Amendment 14 Equal protection
1. All persons born or naturalized in the United States, and subject to the jurisdiction thereof, are citizens of the United States and of the State wherein they reside. No State shall make or enforce any law which shall abridge the privileges or immunities of citizens of the United States; nor shall any State deprive any person of life, liberty, or property, without due process of law; nor deny to any person within its jurisdiction the equal protection of the laws.
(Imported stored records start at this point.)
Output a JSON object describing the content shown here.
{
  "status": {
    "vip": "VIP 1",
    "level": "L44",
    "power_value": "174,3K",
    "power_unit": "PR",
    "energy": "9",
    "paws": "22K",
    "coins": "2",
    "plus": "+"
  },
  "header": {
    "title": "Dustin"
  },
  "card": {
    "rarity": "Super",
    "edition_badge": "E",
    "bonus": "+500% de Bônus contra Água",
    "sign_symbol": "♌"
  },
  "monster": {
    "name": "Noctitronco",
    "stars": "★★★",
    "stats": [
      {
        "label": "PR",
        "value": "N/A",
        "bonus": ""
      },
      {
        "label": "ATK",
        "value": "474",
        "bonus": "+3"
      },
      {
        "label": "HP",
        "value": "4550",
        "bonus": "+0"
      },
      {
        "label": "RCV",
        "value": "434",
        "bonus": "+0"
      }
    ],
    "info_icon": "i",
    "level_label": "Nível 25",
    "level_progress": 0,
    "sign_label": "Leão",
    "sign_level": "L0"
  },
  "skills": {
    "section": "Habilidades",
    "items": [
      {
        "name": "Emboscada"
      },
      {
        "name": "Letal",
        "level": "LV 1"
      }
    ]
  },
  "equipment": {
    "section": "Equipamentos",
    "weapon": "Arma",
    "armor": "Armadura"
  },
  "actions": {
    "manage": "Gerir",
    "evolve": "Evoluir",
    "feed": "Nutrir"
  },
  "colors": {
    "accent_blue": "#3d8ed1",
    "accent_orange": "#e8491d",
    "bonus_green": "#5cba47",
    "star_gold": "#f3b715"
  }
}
The states have to allow equal protection to every citizen. But the states already have tax codes that tax incomes at different rates, and deductions for some activities and not others. Are the current state taxes unconstitutional?
Amendment 16 Income tax
The Congress shall have power to lay and collect taxes on incomes, from whatever source derived, without apportionment among the several States, and without regard to any census or enumeration

So, incomes can be taxed. We have to avoid apportionment or the use of census counts. To my non-lawyer eye, it does not say everyone has to pay the same rate. But wait, ever one already does not pay the same rate. We charge higher rates at higher incomes, deduct home mortgage interest but not other interest, also deduct state taxes and so on. Why not set rates based on districts representatives spending votes?

This is written from the perspective of US national government. It could also be applied to state government, or any governmental unit worldwide with local district representation.